Days like today I know I just can’t. Can’t possibly have enough energy, can’t possibly have enough time. Can’t get it all done. Can’t have the patience. Can’t do, can’t be. Last night was a long night and I woke up knowing this. Deep in my bones. And sometimes it’s the best thing — to know from the beginning, flat out, without the practice of trying to make it on my own. I can’t.
So I call out — first thing. As I’m nursing the littlest while we break in the day together I ask to be filled. Dear Lord, it has to be you today. I’m laying myself out, putting it before you Lord. The grunge, the grime. This weakness can be ugly. But you, Lord, are beautiful, and make all this ugly into something majestic. I’m so tired, so spent. So utterly exhausted. But He is enough. He provides just what I need.
Today it was good friends to come into my home and bake with me. The kids joined in and made a sloppy mess of my kitchen. On my own, I would have been frustrated with the project. I would not have had enough energy to even attempt this. But instead, the Lord blessed us. He redeemed this time. And we have yummy treats to enjoy together, and the house smells delicious. The kids played the morning away, and we are reaping the benefits, now having our deserved down time.

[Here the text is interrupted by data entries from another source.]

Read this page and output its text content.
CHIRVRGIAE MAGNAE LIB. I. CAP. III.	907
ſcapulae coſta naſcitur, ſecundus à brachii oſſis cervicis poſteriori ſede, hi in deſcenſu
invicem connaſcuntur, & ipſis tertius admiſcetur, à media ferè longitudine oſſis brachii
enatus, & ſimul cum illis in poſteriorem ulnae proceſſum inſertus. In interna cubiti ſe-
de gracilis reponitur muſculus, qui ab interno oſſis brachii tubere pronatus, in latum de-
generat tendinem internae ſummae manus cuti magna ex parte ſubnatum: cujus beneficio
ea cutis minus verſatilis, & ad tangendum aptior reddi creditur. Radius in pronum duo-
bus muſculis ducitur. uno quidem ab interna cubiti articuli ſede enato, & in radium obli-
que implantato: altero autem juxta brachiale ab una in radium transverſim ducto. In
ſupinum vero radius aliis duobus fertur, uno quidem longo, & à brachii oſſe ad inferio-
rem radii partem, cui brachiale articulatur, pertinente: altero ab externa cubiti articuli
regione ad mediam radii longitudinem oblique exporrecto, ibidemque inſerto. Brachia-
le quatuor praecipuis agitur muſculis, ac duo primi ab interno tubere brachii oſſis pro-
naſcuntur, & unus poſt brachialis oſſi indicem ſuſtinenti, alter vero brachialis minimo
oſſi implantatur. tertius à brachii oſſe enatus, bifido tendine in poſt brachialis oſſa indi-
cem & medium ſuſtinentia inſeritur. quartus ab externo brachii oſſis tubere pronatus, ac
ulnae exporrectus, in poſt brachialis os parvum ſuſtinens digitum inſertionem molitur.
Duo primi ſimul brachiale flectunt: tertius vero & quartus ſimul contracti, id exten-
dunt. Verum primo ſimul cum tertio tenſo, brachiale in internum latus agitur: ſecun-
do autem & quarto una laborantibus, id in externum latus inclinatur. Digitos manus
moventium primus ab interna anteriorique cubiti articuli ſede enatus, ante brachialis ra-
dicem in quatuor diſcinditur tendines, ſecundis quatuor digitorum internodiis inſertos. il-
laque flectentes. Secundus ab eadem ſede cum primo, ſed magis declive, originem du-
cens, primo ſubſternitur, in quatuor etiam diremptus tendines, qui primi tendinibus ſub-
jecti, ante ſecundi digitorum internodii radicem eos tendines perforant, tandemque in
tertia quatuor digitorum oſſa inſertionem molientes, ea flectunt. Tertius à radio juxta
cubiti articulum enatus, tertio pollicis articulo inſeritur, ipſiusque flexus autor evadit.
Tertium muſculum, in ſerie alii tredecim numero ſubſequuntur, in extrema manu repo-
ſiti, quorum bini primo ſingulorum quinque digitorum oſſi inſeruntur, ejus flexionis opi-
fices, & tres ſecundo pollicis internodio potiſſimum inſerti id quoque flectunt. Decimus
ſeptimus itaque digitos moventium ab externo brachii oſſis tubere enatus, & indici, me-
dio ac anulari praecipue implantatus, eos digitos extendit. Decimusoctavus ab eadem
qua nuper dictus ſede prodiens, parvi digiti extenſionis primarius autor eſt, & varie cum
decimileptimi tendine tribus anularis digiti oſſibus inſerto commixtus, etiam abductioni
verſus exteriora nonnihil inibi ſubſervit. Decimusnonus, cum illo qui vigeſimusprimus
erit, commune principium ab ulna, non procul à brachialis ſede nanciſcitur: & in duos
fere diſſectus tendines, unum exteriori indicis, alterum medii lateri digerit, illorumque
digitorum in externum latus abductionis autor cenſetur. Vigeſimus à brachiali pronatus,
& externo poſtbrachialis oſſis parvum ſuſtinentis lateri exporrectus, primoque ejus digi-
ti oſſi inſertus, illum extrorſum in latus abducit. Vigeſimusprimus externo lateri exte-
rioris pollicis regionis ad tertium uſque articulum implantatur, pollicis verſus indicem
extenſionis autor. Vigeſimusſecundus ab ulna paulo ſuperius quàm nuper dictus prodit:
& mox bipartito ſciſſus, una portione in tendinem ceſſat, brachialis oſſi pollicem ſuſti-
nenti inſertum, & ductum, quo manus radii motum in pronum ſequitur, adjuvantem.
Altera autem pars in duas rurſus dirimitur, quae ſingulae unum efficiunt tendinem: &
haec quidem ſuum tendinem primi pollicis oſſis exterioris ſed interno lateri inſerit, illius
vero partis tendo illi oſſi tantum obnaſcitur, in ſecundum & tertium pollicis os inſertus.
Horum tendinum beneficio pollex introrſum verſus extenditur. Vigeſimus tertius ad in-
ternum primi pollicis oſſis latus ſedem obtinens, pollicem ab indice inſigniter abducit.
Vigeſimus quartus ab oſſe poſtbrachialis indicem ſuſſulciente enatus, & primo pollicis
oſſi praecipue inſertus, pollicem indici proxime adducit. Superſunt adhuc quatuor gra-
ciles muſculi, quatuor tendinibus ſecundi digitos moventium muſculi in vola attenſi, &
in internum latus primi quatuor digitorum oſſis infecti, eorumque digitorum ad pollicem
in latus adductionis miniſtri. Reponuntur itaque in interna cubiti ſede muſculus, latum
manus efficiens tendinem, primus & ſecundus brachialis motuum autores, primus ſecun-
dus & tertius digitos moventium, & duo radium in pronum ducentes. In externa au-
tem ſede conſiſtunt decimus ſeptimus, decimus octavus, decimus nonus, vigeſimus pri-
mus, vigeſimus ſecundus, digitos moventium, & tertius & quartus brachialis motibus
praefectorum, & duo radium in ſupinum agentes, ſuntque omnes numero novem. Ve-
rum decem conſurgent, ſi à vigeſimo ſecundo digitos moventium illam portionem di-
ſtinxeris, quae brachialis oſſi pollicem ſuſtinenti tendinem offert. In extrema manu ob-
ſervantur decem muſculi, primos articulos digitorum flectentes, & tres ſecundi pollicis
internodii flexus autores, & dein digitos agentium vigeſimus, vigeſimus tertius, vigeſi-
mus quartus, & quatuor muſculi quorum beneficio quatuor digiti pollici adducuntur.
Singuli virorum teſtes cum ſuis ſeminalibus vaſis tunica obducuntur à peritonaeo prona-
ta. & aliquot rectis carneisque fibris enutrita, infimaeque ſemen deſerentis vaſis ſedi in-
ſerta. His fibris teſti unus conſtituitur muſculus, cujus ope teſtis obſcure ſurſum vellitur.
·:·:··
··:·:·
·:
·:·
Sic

I need to be mindful of the Lord’s provision — always. I just need to look for it. He wants to bless me, bless us — if I’ll only let Him.
ooooo — I need to post-script. I realize this may sound a bit like “look what God does for ME” but more what I mean is how in my asking for help, from God, from friends, I am able to humble myself, and through this God does a good work IN me, and then THROUGH me, to affect those around me. Instead of snapping and yelling at my little ones, I can rely on His Spirit to spill out of my crevices. Thus, resulting in more patience, more energy, etc. Does this make more sense?
ugh. just working it out through writing it out. and in my scrambled mind are scrambled thoughts. yikes.